Monday, June 23, 2008

Celebrating Failure (?)

Only 3 days ago I had drafted a post on how I would like education to be. And it was heart warming to read this article in Times of India.

The article starts with:
Me and my students do not bother ourselves with reservations and such-like.

says Kantibhai Visava, a tribe who runs a school of a different kind. He says
Kids here don't even get an entry into school, the question of colleges doesn't arise at all!

I am not sure to what extent this would work; but am confident as hell this would make the kids a whole lot better than what the traditional system produces anyway.
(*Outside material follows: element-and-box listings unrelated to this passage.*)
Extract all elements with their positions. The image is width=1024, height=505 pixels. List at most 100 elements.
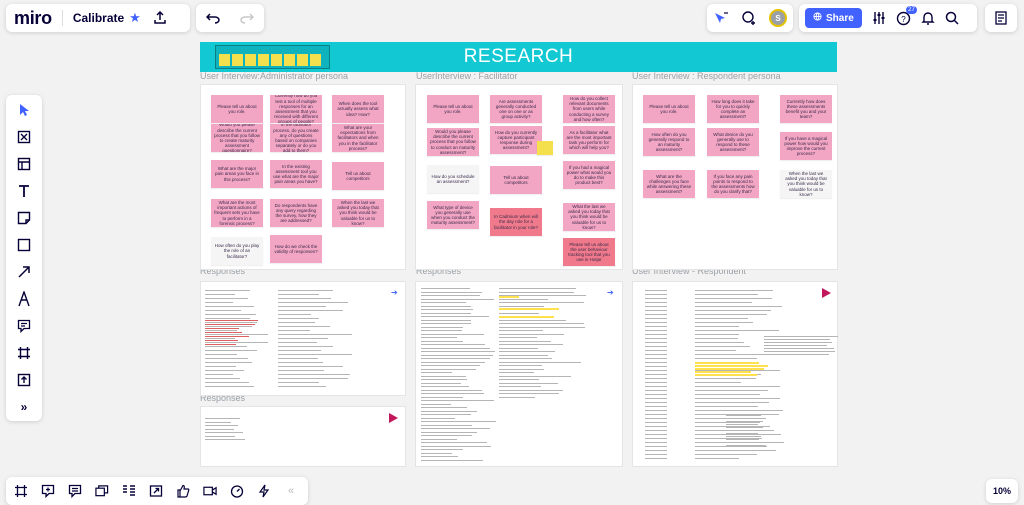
cards-icon[interactable]: [95, 484, 109, 498]
chat-icon[interactable]: [68, 484, 82, 498]
sticky-note[interactable]: When the last we asked you today that yo…: [780, 170, 832, 198]
banner-mini-frame[interactable]: [215, 45, 330, 69]
open-link-icon[interactable]: ➔: [391, 288, 398, 297]
highlighted-text: [695, 365, 768, 367]
bell-icon[interactable]: [921, 11, 935, 26]
text-line: [278, 382, 319, 383]
sticky-note[interactable]: When does the tool actually assess what …: [332, 95, 384, 123]
share-button[interactable]: Share: [805, 8, 862, 28]
sticky-note[interactable]: How do you schedule an assessment?: [427, 165, 479, 193]
comment-marker[interactable]: [537, 141, 553, 155]
presentation-marker-icon[interactable]: [822, 288, 831, 298]
frame-title-facilitator[interactable]: UserInterview : Facilitator: [416, 71, 518, 81]
collapse-toolbar-icon[interactable]: «: [284, 484, 298, 498]
sticky-note[interactable]: What are the major pain areas you face i…: [211, 160, 263, 188]
zoom-level[interactable]: 10%: [986, 479, 1018, 503]
sticky-note[interactable]: How do we check the validity of response…: [270, 235, 322, 263]
activity-lightning-icon[interactable]: [257, 484, 271, 498]
arrow-tool-icon[interactable]: [13, 263, 35, 281]
video-call-icon[interactable]: [203, 484, 217, 498]
comments-panel-icon[interactable]: [41, 484, 55, 498]
sticky-note[interactable]: How do you currently capture participant…: [490, 126, 542, 154]
sticky-note[interactable]: What are the challenges you face while a…: [643, 170, 695, 198]
notes-icon[interactable]: [994, 11, 1008, 25]
board-name[interactable]: Calibrate: [73, 11, 124, 25]
sticky-note[interactable]: What the last we asked you today that yo…: [563, 203, 615, 231]
text-line: [499, 305, 545, 307]
comment-tool-icon[interactable]: [13, 317, 35, 335]
sticky-note[interactable]: Please tell us about you role.: [211, 95, 263, 123]
more-tools-icon[interactable]: »: [13, 398, 35, 416]
text-line: [726, 445, 766, 446]
frame-title-admin[interactable]: User Interview:Administrator persona: [200, 71, 348, 81]
sticky-note[interactable]: Would you please describe the current pr…: [427, 128, 479, 156]
sticky-note[interactable]: Please tell us about you role.: [643, 95, 695, 123]
sticky-note[interactable]: In Cadmium when will the day role for a …: [490, 208, 542, 236]
sticky-note[interactable]: What device do you generally use to resp…: [707, 128, 759, 156]
sticky-note[interactable]: How do you collect relevant documents fr…: [563, 95, 615, 123]
avatar[interactable]: S: [769, 9, 787, 27]
sticky-note[interactable]: If you face any pain points to respond t…: [707, 170, 759, 198]
crop-frame-tool-icon[interactable]: [13, 344, 35, 362]
frames-panel-icon[interactable]: [14, 484, 28, 498]
frame-title-respondent-persona[interactable]: User Interview : Respondent persona: [632, 71, 781, 81]
sticky-note[interactable]: Tell us about competitors: [490, 166, 542, 194]
open-link-icon[interactable]: ➔: [607, 288, 614, 297]
text-line: [421, 358, 490, 359]
sticky-note[interactable]: In the facilitator process, do you creat…: [270, 124, 322, 152]
sticky-note[interactable]: In the existing assessment tool you use …: [270, 160, 322, 188]
sticky-note-tool-icon[interactable]: [13, 209, 35, 227]
sticky-note[interactable]: Are assessments generally conducted one …: [490, 95, 542, 123]
share-label: Share: [826, 12, 854, 24]
text-tool-icon[interactable]: [13, 182, 35, 200]
export-icon[interactable]: [153, 11, 167, 25]
sticky-note[interactable]: What are the most important actions of f…: [211, 199, 263, 227]
text-line: [278, 354, 353, 355]
undo-icon[interactable]: [206, 12, 220, 24]
sticky-note[interactable]: As a facilitator what are the most impor…: [563, 126, 615, 154]
sticky-note[interactable]: Tell us about competitors: [332, 162, 384, 190]
text-line: [695, 422, 760, 423]
shape-tool-icon[interactable]: [13, 236, 35, 254]
cursor-follow-icon[interactable]: [713, 11, 729, 25]
sticky-note[interactable]: How often do you generally respond to an…: [643, 128, 695, 156]
timer-icon[interactable]: [230, 484, 244, 498]
sticky-note[interactable]: Do respondents have any query regarding …: [270, 199, 322, 227]
redo-icon[interactable]: [240, 12, 254, 24]
sticky-note[interactable]: Would you please describe the current pr…: [211, 124, 263, 152]
sticky-note[interactable]: How long does it take for you to quickly…: [707, 95, 759, 123]
select-tool-icon[interactable]: [13, 101, 35, 119]
frame-responses-3[interactable]: [200, 406, 406, 467]
mini-sticky: [232, 54, 243, 66]
reactions-icon[interactable]: [176, 484, 190, 498]
presentation-marker-icon[interactable]: [389, 413, 398, 423]
text-line: [421, 389, 482, 391]
sticky-note[interactable]: Please tell us about the user behaviour …: [563, 238, 615, 266]
text-line: [645, 434, 667, 435]
sticky-note[interactable]: Currently how do you test a tool of mult…: [270, 95, 322, 123]
screen-share-icon[interactable]: [149, 484, 163, 498]
sticky-note[interactable]: What are your expectations from facilita…: [332, 124, 384, 152]
text-line: [645, 322, 667, 323]
sticky-note[interactable]: Please tell us about you role.: [427, 95, 479, 123]
text-line: [499, 365, 543, 366]
pen-tool-icon[interactable]: [13, 290, 35, 308]
star-icon[interactable]: ★: [129, 10, 141, 26]
template-tool-icon[interactable]: [13, 155, 35, 173]
upload-tool-icon[interactable]: [13, 371, 35, 389]
kanban-icon[interactable]: [122, 484, 136, 498]
sticky-note[interactable]: If you had a magical power what would yo…: [563, 161, 615, 189]
sticky-note[interactable]: How often do you play the role of an fac…: [211, 237, 263, 265]
sticky-note[interactable]: Currently how does these assessments ben…: [780, 95, 832, 123]
text-line: [421, 431, 478, 433]
sticky-note[interactable]: When the last we asked you today that yo…: [332, 199, 384, 227]
invite-icon[interactable]: [741, 10, 757, 26]
help-icon[interactable]: ? 27: [896, 5, 917, 26]
frame-tool-icon[interactable]: [13, 128, 35, 146]
sticky-note[interactable]: If you have a magical power how would yo…: [780, 132, 832, 160]
miro-logo[interactable]: miro: [14, 8, 52, 29]
sticky-note[interactable]: What type of device you generally use wh…: [427, 201, 479, 229]
search-icon[interactable]: [945, 11, 959, 25]
settings-sliders-icon[interactable]: [872, 11, 886, 25]
text-line: [421, 354, 493, 356]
The most heartening portion is where Visava quotes with a sense of joy that the cut-off for entering school for a certain grade was 60% and one of his students made it up to 59%!
In fact, its singular success is a narrow failure. This April, 35 students sat for the 6th-standard entrance exam to the government-run Eklayva model residential schools. "Their cut-off percentage was 60 and one of our students almost made it with 59 per cent... after only two years of schooling," says Devy. "And when I prove that our children can compete equally with state-level students, I will go to the ministry of education, campaign for this model and demand that the number of school years be reduced as well. My aim, after all, is not just to educate a small number of tribals but to improve the education system on the whole.

Only hoping that the sincerity in his last sentence stays on! All the best!